As a result, about a third of Harvard's officers, in most cases the newer members of the department, are now carrying the nine millimeter semiautomatic handguns, instead of the traditional six-shot .38 caliber police specials.
Kotowski says he would like to see all officers have the new guns, but he realizes there are many other needs and that department funds are in short supply.
"Different priorities come up, hopefully everyone will wind up carrying the same guns," Murphy says. "It has to do with budgets. We're trying to do as best we can. Everybody likes to have the newer weapons."
There have been other efforts to improve the department's communications operation. In January, the department lost one of its radio channels when it refused to renew its license with the federal government.
The channel is now apparently back on the air, and to aid the officers further, the University recently furnished all of Harvard's officers with new, lighter radios that offer more channels.
Decision-making on these and other issues has been slowed by a lack of leadership in the department, officers charge. Police Chief Paul E. Johnson is being treated for a serious illness and only comes in occasionally. Murphy has stepped in to replace him as the designated officer-in-charge.
"I've taken on all the duties of the chief in his absence. Anything that may come up, I act as his designee," says Murphy. "Whatever comes up day to day, sometimes the chief is here and he handles it. If not, I handle it."
Johnson, 63, has told friends he will retire at the end of this year, and if he does, officers say they won't be sorry to see him go. The chief has widely been described as uncommunicative and out-of-touch--so much so that he mistakenly switches the names of two veteran officers.
Murphy's leadership, however, is even more strongly criticized. Murphy is in charge of providing police protection for major events such as the Head of the Charles, Commencement and visits by dignitaries.
Officers say Murphy is secretive about how he makes arrangements for such events, making him a commodity in the University and thus cementing his leadership position in a department where many officers do not trust him.
Murphy disputes that, saying he is very open with officers about how he arranges events and how he manages the department.
But the acting chief is widely viewed in the department as untrustworthy--a perception heightened by recent reports that he has close financial and personal connections to the bus company he employs for Commencement and reunion activities.

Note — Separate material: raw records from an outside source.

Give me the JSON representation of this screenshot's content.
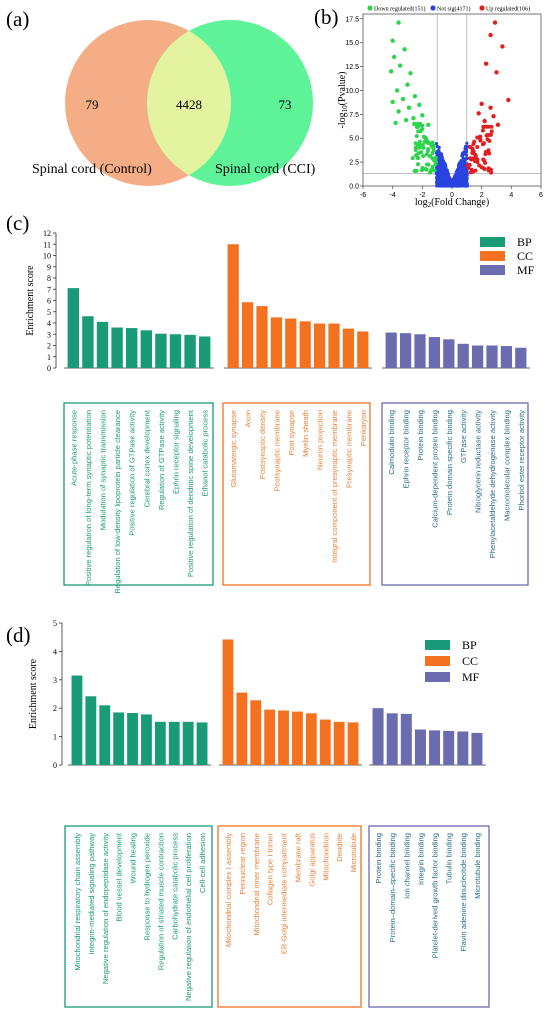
{
  "colors": {
    "bp": "#1a9b78",
    "cc": "#f4721f",
    "mf": "#6b6bb0",
    "bp_text": "#1a9b78",
    "cc_text": "#e8823a",
    "mf_text": "#2a6f8a",
    "control": "#f4ad85",
    "cci": "#5ef398",
    "overlap": "#e3f3a0",
    "down": "#2cd44c",
    "notsig": "#2a44e0",
    "up": "#e21f1f"
  },
  "panel_labels": {
    "a": "(a)",
    "b": "(b)",
    "c": "(c)",
    "d": "(d)"
  },
  "chart_data": [
    {
      "type": "venn",
      "sets": [
        {
          "name": "Spinal cord (Control)",
          "only": "79"
        },
        {
          "name": "Spinal cord (CCI)",
          "only": "73"
        }
      ],
      "overlap": "4428"
    },
    {
      "type": "scatter",
      "xlabel": "log2(Fold Change)",
      "ylabel": "-log10(Pvalue)",
      "xlim": [
        -6,
        6
      ],
      "ylim": [
        0,
        18
      ],
      "xticks": [
        "-6",
        "-4",
        "-2",
        "0",
        "2",
        "4",
        "6"
      ],
      "yticks": [
        "0.0",
        "2.5",
        "5.0",
        "7.5",
        "10.0",
        "12.5",
        "15.0",
        "17.5"
      ],
      "legend": [
        {
          "key": "down",
          "label": "Down regulated(151)"
        },
        {
          "key": "notsig",
          "label": "Not sig(4171)"
        },
        {
          "key": "up",
          "label": "Up regulated(106)"
        }
      ],
      "threshold_lines": {
        "x": [
          -1,
          1
        ],
        "y": 1.3
      }
    },
    {
      "type": "bar",
      "ylabel": "Enrichment score",
      "ylim": [
        0,
        12
      ],
      "yticks": [
        "0",
        "1",
        "2",
        "3",
        "4",
        "5",
        "6",
        "7",
        "8",
        "9",
        "10",
        "11",
        "12"
      ],
      "legend": [
        {
          "key": "bp",
          "label": "BP"
        },
        {
          "key": "cc",
          "label": "CC"
        },
        {
          "key": "mf",
          "label": "MF"
        }
      ],
      "groups": [
        {
          "key": "bp",
          "categories": [
            "Acute-phase response",
            "Positive regulation of long-term synaptic potentiation",
            "Modulation of synaptic transmission",
            "Regulation of low-density lipoprotein particle clearance",
            "Positive regulation of GTPase activity",
            "Cerebral cortex development",
            "Regulation of GTPase activity",
            "Ephrin receptor signaling",
            "Positive regulation of dendritic spine development",
            "Ethanol catabolic process"
          ],
          "values": [
            7.1,
            4.6,
            4.1,
            3.6,
            3.55,
            3.35,
            3.05,
            3.0,
            2.95,
            2.8
          ]
        },
        {
          "key": "cc",
          "categories": [
            "Glutamatergic synapse",
            "Axon",
            "Postsynaptic density",
            "Postsynaptic membrane",
            "Post synapse",
            "Myelin sheath",
            "Neuron projection",
            "Integral component of presynaptic membrane",
            "Presynaptic membrane",
            "Perikaryon"
          ],
          "values": [
            11.0,
            5.85,
            5.5,
            4.5,
            4.4,
            4.15,
            3.95,
            3.95,
            3.5,
            3.25
          ]
        },
        {
          "key": "mf",
          "categories": [
            "Calmodulin binding",
            "Ephrin receptor binding",
            "Protein binding",
            "Calcium-dependent protein binding",
            "Protein domain specific binding",
            "GTPase activity",
            "Nitroglycerin reductase activity",
            "Phenylacetaldehyde dehydrogenase activity",
            "Macromolecular complex binding",
            "Phorbol ester receptor activity"
          ],
          "values": [
            3.15,
            3.1,
            3.0,
            2.75,
            2.55,
            2.15,
            2.0,
            2.0,
            1.95,
            1.8
          ]
        }
      ]
    },
    {
      "type": "bar",
      "ylabel": "Enrichment score",
      "ylim": [
        0,
        5
      ],
      "yticks": [
        "0",
        "1",
        "2",
        "3",
        "4",
        "5"
      ],
      "legend": [
        {
          "key": "bp",
          "label": "BP"
        },
        {
          "key": "cc",
          "label": "CC"
        },
        {
          "key": "mf",
          "label": "MF"
        }
      ],
      "groups": [
        {
          "key": "bp",
          "categories": [
            "Mitochondrial respiratory chain assembly",
            "Integrin-mediated signaling pathway",
            "Negative regulation of endopeptidase activity",
            "Blood vessel development",
            "Wound healing",
            "Response to hydrogen peroxide",
            "Regulation of striated muscle contraction",
            "Carbohydrate catabolic process",
            "Negative regulation of endothelial cell proliferation",
            "Cell-cell adhesion"
          ],
          "values": [
            3.15,
            2.42,
            2.1,
            1.85,
            1.83,
            1.78,
            1.52,
            1.52,
            1.52,
            1.5
          ]
        },
        {
          "key": "cc",
          "categories": [
            "Mitochondrial complex I assembly",
            "Perinuclear region",
            "Mitochondrial inner membrane",
            "Collagen type I trimer",
            "ER-Golgi intermediate compartment",
            "Membrane raft",
            "Golgi apparatus",
            "Mitochondrion",
            "Dendrite",
            "Microtubule"
          ],
          "values": [
            4.42,
            2.55,
            2.28,
            1.95,
            1.92,
            1.88,
            1.82,
            1.6,
            1.52,
            1.5
          ]
        },
        {
          "key": "mf",
          "categories": [
            "Protein binding",
            "Protein–domain–specific binding",
            "Ion channel binding",
            "Integrin binding",
            "Platelet-derived growth factor binding",
            "Tubulin binding",
            "Flavin adenine dinucleotide binding",
            "Microtubule binding"
          ],
          "values": [
            2.0,
            1.82,
            1.8,
            1.25,
            1.22,
            1.2,
            1.18,
            1.13
          ]
        }
      ]
    }
  ]
}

Those revelations, officers say, have so discredited Murphy as to eliminate him from contention to be the next chief. Many officers believe the department's next leader will be from outside the University, and Murphy will likely be relegated to the position of deputy chief--which would be a promotion for the lieutenant.
"I haven't heard that being mentioned," Murphy says of the possibility of promotion. "I'm sure I'm always interested in upward mobility in the police department as well as everyone else."
Many officers are pinning their hopes, for change in the department on the next chief of police.
They are nervous, though, because that choice lies in the hands of Marshall, the general counsel.
Marshall, who has been distant during her first year as the department's supervisor, is viewed with suspicion by many officers. Marshall's predecessor, Daniel Steiner '54, knew them by their first names. Few officers have actually met the current general counsel.
With only slim hopes of internal resolution to the department's problems, police officers may continue to go public. It's an unusual and unnatural pose for police, but many feel going outside the department is the only way to find redress for their grievances.
That means more ads, more department secrets made public. Maybe even another airplane.
"This is real," says Kotowski, talking at once of both the work police do and the public crusade he has undertaken. "It's not a movie, not TV."